Having seen how well women serve industry, go back to the department store and see how they dominate it also.
The department store apparently exists for women. The architect who designed the building studied her necessities. The makers of store furniture planned counters, shelves, and seats to suit her stature. Buyers of goods know that their jobs are forfeit unless they can guess what her taste in gowns and hats is going to be six months hence.
WOMEN'S DEMAND ON INDUSTRY
Woman dominates the department store for the plain reason that she supports it. Whoever earns the income, and that point has been somewhat in question lately, there is no doubt at all as to who spends it. She does. Hence, she is able to control the conditions under which this business is conducted.
You can see for yourself that this is so. Walk through any large department store and observe how much valuable space is devoted to making women customers comfortable. There is always a drawing-room with easy-chairs and couches; plenty of little desks with handsome stationery where the customer may write notes; here, and in the retiring-room adjoining, are uniformed maids to offer service. But these things are not all that the women who support industry demand of the men in power. They demand that industry be carried on under conditions favorable to the health and comfort of the workers.
Not until the development of the department store were women able to observe at close range the conduct of modern business. Not unnaturally it was in the department store that they began one of the most ambitious of their present-day activities,—that of humanizing industry.
It was just twenty years ago that New York City was treated to a huge joke. It was such a joke that even the miserable ones with whom it was concerned were obliged to smile. An obscure group of women, calling themselves the Working Women's Society, came out with the announcement that they proposed to form the women clerks of the city into a labor union.
These women said that the girls in the department stores were receiving wages lower than the sweat-shop standard. They said that a foreign woman in a downtown garment shop could earn seven dollars a week, whereas an American girl in a fashionable store received about four dollars and a half.

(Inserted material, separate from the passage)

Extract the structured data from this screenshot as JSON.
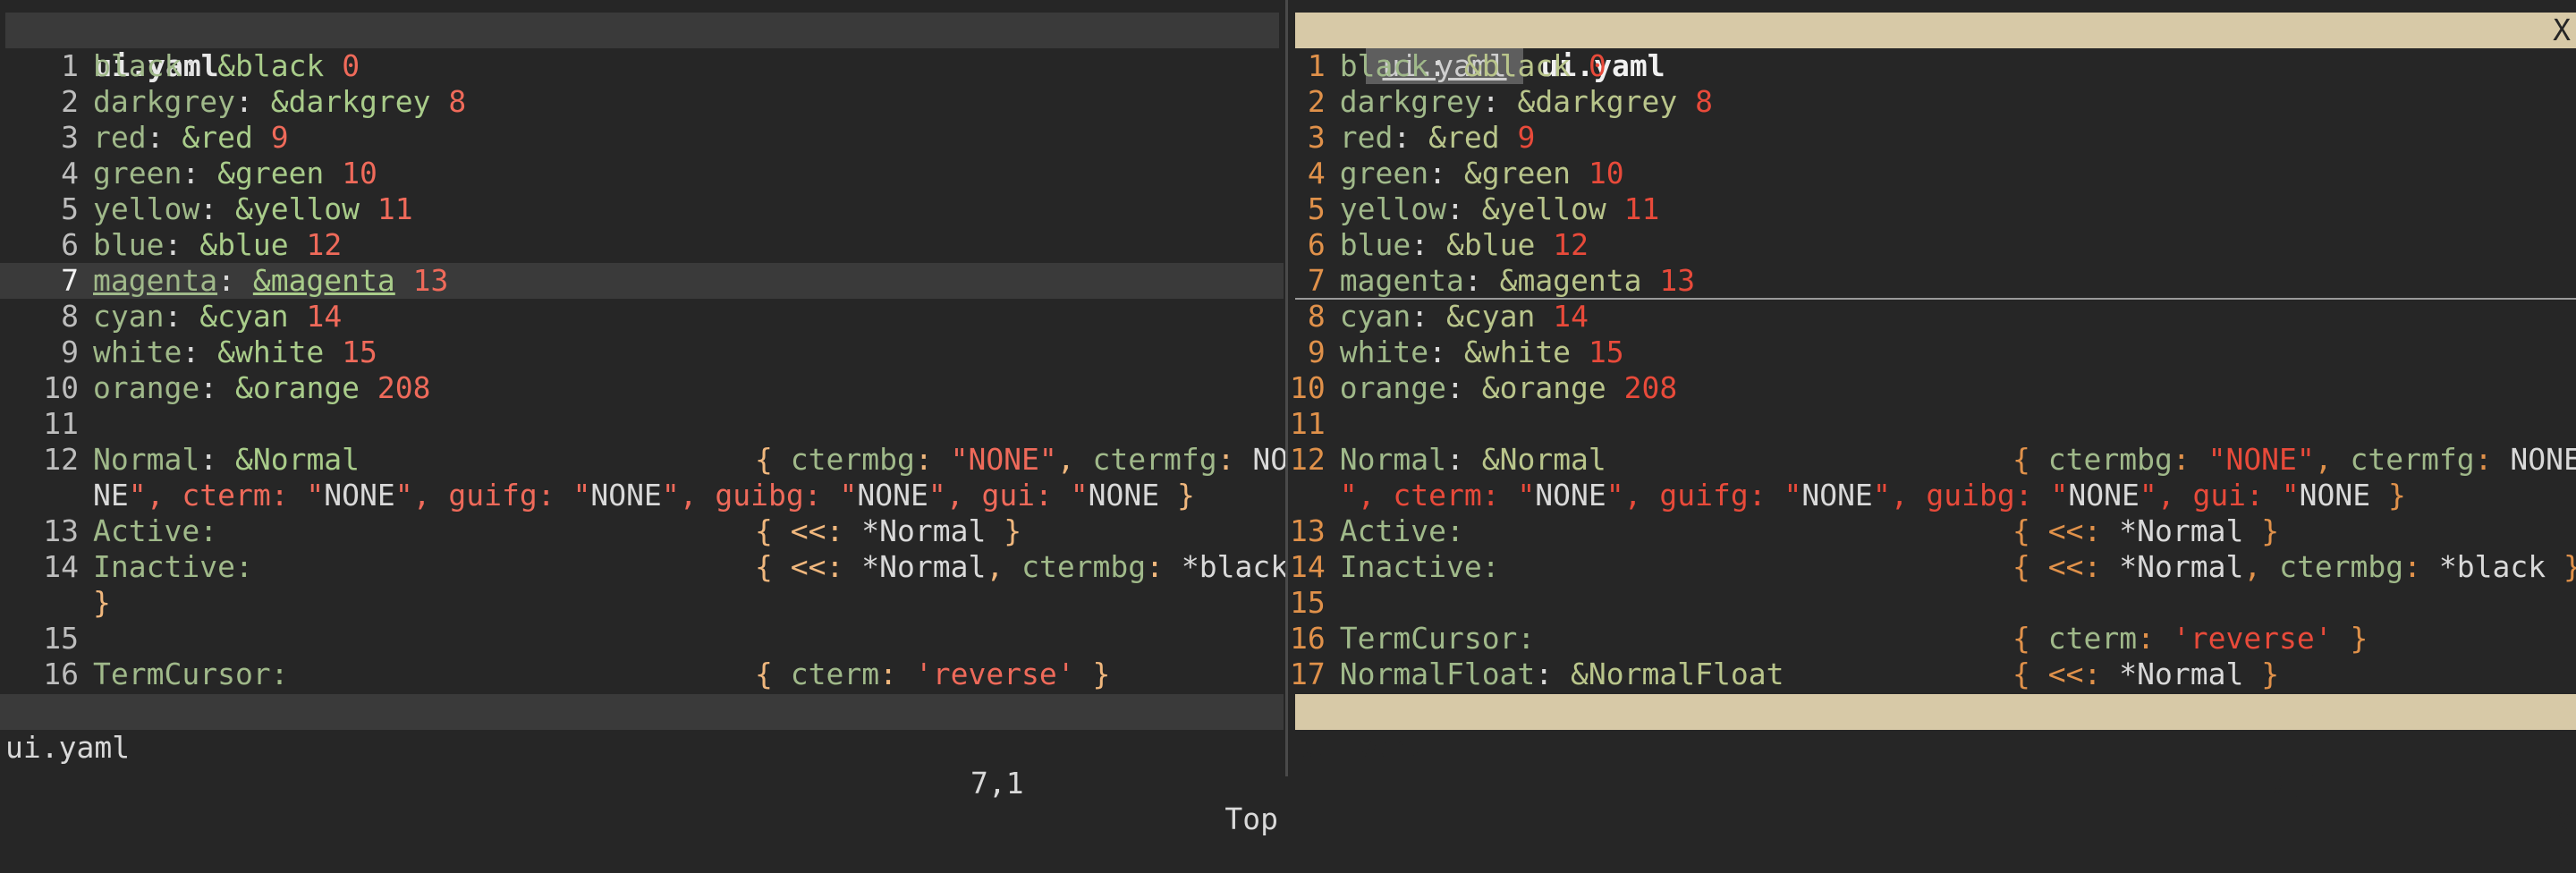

They also charged that the city ordinance providing seats for saleswomen was habitually violated, and that the girls were forced to stand from ten to fourteen hours a day. They said that sanitary conditions in the cloak rooms and lunch rooms of some of the stores were such as to endanger health and life. They said that the whole situation was so bad that no clerk endured it for a longer period than five years. Mostly they were used up in two years. They proposed a labor union of retail clerks as the only possible resource. Their effort failed.